Patch-clamp electrophysiology

For voltage-clamp recordings, patch electrodes (3–5 MΩ) were back-filled with a cesium methanesulfonic acid solution containing (in mM): 117 Cs methanesulfonic acid, 20 HEPES, 0.4 EGTA, 2.8 NaCl, 5 TEA, 2 ATP, 0.2 GTP. For current-clamp recordings, patch electrodes (3–5 MΩ) were back-filled with a potassium gluconate solution containing (in mM): 130 K-gluconate, 10 KCl, 10 HEPES, 10 EGTA, 2 MgCl₂, 2ATP, 0.2 GTP. pH = 7.35, 270–285 mOsm for all internal solutions. Cells were visualized using infrared differential contrast and fluorescence microscopy. Whole-cell recordings were made using a MultiClamp 700B amplifier (Molecular Devices, Sunnyvale, California). For optical photostimulation, blue light (pE-4000, 460 nm, CoolLED, Andover, UK) was filtered with the EX-LED excitation filter (nVoke, Inscopix, Palo Alto, California) and delivered through a 40X objective. Orange light (pE-4000, 550 and 635 nm at a 100:15 ratio, CoolLED, Andover, UK) was filtered with the OG-LED excitation filter (nVoke, Inscopix, Palo Alto, California) and delivered through a 40X objective. Series resistance (15–25 Ω) and/or input resistance was monitored online using a 5 mV hyperpolarizing step delivered between stimulation sweeps. All data was filtered at 2 kHz, digitized at 5 kHz, and collecting using pClamp10 software (Molecular Devices, Sunnyvale, California).
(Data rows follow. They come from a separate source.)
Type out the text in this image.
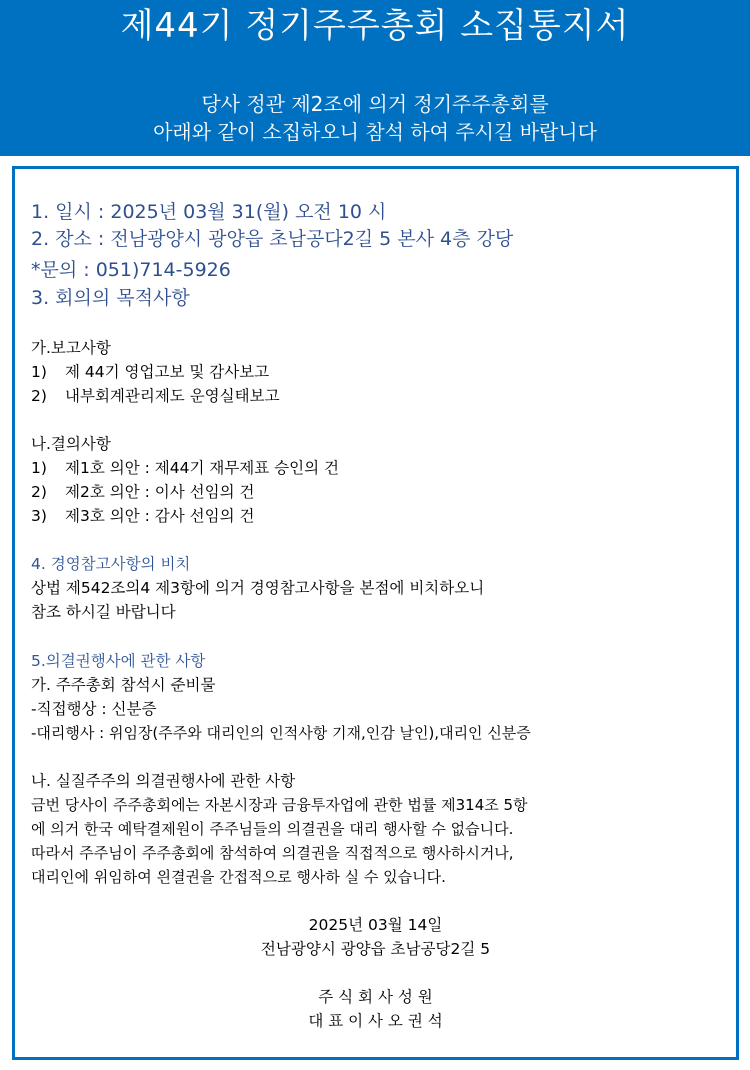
제44기 정기주주총회 소집통지서
당사 정관 제2조에 의거 정기주주총회를
아래와 같이 소집하오니 참석 하여 주시길 바랍니다
1. 일시 : 2025년 03월 31(월) 오전 10 시
2. 장소 : 전남광양시 광양읍 초남공다2길 5 본사 4층 강당
*문의 : 051)714-5926
3. 회의의 목적사항
가.보고사항
1) 제 44기 영업고보 및 감사보고
2) 내부회계관리제도 운영실태보고
나.결의사항
1) 제1호 의안 : 제44기 재무제표 승인의 건
2) 제2호 의안 : 이사 선임의 건
3) 제3호 의안 : 감사 선임의 건
4. 경영참고사항의 비치
상법 제542조의4 제3항에 의거 경영참고사항을 본점에 비치하오니
참조 하시길 바랍니다
5.의결권행사에 관한 사항
가. 주주총회 참석시 준비물
-직접행상 : 신분증
-대리행사 : 위임장(주주와 대리인의 인적사항 기재,인감 날인),대리인 신분증
나. 실질주주의 의결권행사에 관한 사항
금번 당사이 주주총회에는 자본시장과 금융투자업에 관한 법률 제314조 5항
에 의거 한국 예탁결제원이 주주님들의 의결권을 대리 행사할 수 없습니다.
따라서 주주님이 주주총회에 참석하여 의결권을 직접적으로 행사하시거나,
대리인에 위임하여 읜결권을 간접적으로 행사하 실 수 있습니다.
2025년 03월 14일
전남광양시 광양읍 초남공당2길 5
주 식 회 사 성 원
대 표 이 사 오 권 석
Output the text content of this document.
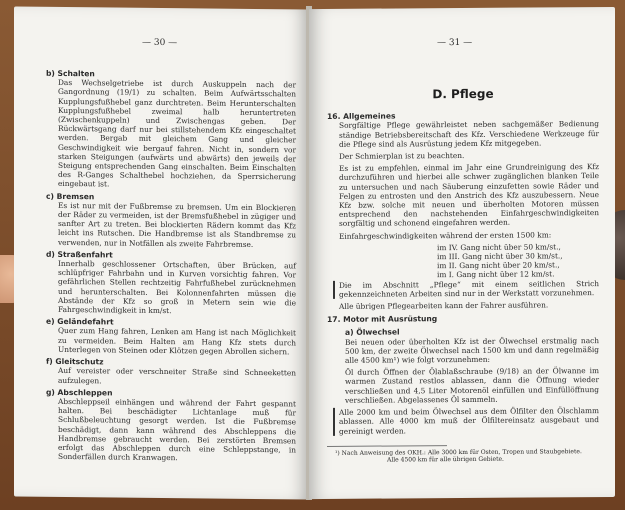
— 30 —
b) Schalten
Das Wechselgetriebe ist durch Auskuppeln nach der Gangordnung (19/1) zu schalten. Beim Aufwärtsschalten Kupplungsfußhebel ganz durchtreten. Beim Herunterschalten Kupplungsfußhebel zweimal halb heruntertreten (Zwischenkuppeln) und Zwischengas geben. Der Rückwärtsgang darf nur bei stillstehendem Kfz eingeschaltet werden. Bergab mit gleichem Gang und gleicher Geschwindigkeit wie bergauf fahren. Nicht in, sondern vor starken Steigungen (aufwärts und abwärts) den jeweils der Steigung entsprechenden Gang einschalten. Beim Einschalten des R-Ganges Schalthebel hochziehen, da Sperrsicherung eingebaut ist.
c) Bremsen
Es ist nur mit der Fußbremse zu bremsen. Um ein Blockieren der Räder zu vermeiden, ist der Bremsfußhebel in zügiger und sanfter Art zu treten. Bei blockierten Rädern kommt das Kfz leicht ins Rutschen. Die Handbremse ist als Standbremse zu verwenden, nur in Notfällen als zweite Fahrbremse.
d) Straßenfahrt
Innerhalb geschlossener Ortschaften, über Brücken, auf schlüpfriger Fahrbahn und in Kurven vorsichtig fahren. Vor gefährlichen Stellen rechtzeitig Fahrfußhebel zurücknehmen und herunterschalten. Bei Kolonnenfahrten müssen die Abstände der Kfz so groß in Metern sein wie die Fahrgeschwindigkeit in km/st.
e) Geländefahrt
Quer zum Hang fahren, Lenken am Hang ist nach Möglichkeit zu vermeiden. Beim Halten am Hang Kfz stets durch Unterlegen von Steinen oder Klötzen gegen Abrollen sichern.
f) Gleitschutz
Auf vereister oder verschneiter Straße sind Schneeketten aufzulegen.
g) Abschleppen
Abschleppseil einhängen und während der Fahrt gespannt halten. Bei beschädigter Lichtanlage muß für Schlußbeleuchtung gesorgt werden. Ist die Fußbremse beschädigt, dann kann während des Abschleppens die Handbremse gebraucht werden. Bei zerstörten Bremsen erfolgt das Abschleppen durch eine Schleppstange, in Sonderfällen durch Kranwagen.
— 31 —
D. Pflege
16. Allgemeines
Sorgfältige Pflege gewährleistet neben sachgemäßer Bedienung ständige Betriebsbereitschaft des Kfz. Verschiedene Werkzeuge für die Pflege sind als Ausrüstung jedem Kfz mitgegeben.
Der Schmierplan ist zu beachten.
Es ist zu empfehlen, einmal im Jahr eine Grundreinigung des Kfz durchzuführen und hierbei alle schwer zugänglichen blanken Teile zu untersuchen und nach Säuberung einzufetten sowie Räder und Felgen zu entrosten und den Anstrich des Kfz auszubessern. Neue Kfz bzw. solche mit neuen und überholten Motoren müssen entsprechend den nachstehenden Einfahrgeschwindigkeiten sorgfältig und schonend eingefahren werden.
Einfahrgeschwindigkeiten während der ersten 1500 km:
im IV. Gang nicht über 50 km/st.,
im III. Gang nicht über 30 km/st.,
im II. Gang nicht über 20 km/st.,
im I. Gang nicht über 12 km/st.
Die im Abschnitt „Pflege“ mit einem seitlichen Strich gekennzeichneten Arbeiten sind nur in der Werkstatt vorzunehmen.
Alle übrigen Pflegearbeiten kann der Fahrer ausführen.
17. Motor mit Ausrüstung
a) Ölwechsel
Bei neuen oder überholten Kfz ist der Ölwechsel erstmalig nach 500 km, der zweite Ölwechsel nach 1500 km und dann regelmäßig alle 4500 km¹) wie folgt vorzunehmen:
Öl durch Öffnen der Ölablaßschraube (9/18) an der Ölwanne im warmen Zustand restlos ablassen, dann die Öffnung wieder verschließen und 4,5 Liter Motorenöl einfüllen und Einfüllöffnung verschließen. Abgelassenes Öl sammeln.
Alle 2000 km und beim Ölwechsel aus dem Ölfilter den Ölschlamm ablassen. Alle 4000 km muß der Ölfiltereinsatz ausgebaut und gereinigt werden.
¹) Nach Anweisung des OKH.: Alle 3000 km für Osten, Tropen und Staubgebiete.
Alle 4500 km für alle übrigen Gebiete.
For ChrimsonR synaptic terminal experiments, OG-LED light pulses (5 ms, 2 mW/mm²) or EX-LED light pulses (5 ms, 2 mW/mm²) were delivered every 20 s to evoke postsynaptic currents. EPSC amplitudes were calculated by measuring the peak current from the average response from >5 sweeps. For the ChrimsonR synaptic terminal timecourse experiment, OG-LED light pulses (5 ms pulses, 10 Hz, 13 mW/mm²) were delivered every 20 s for 5 sweeps to evoke postsynaptic currents. Pulse trains were repeated every 5 min for a total of 30 min of recording. In a subset of neurons, EX-LED (20 min, 0.5 mW/mm²) was delivered between minutes 5 and 25. EPSC amplitudes were calculated by measuring the peak current from the average response from 5 sweeps. In a few cases, BLA terminal stimulation elicited spikes. As necessary, EPSC amplitude was estimated by generating an exponential curve fit to the latter 300–400 ms of the mean EPSC trace. EPSC amplitude was estimated as the intercept point of the extrapolated curve fit and the rising phase of the EPSC trace.

For all somatic recordings, OG-LED light pulses (500 ms, 0.2–2.0 mW/mm²) or EX-LED (500 ms, 0.2–2.0 mW/mm²) were delivered every 20 s to evoke postsynaptic currents, or action potential firing. EPSC amplitudes were calculated by measuring the peak current from the average response from 5 sweeps.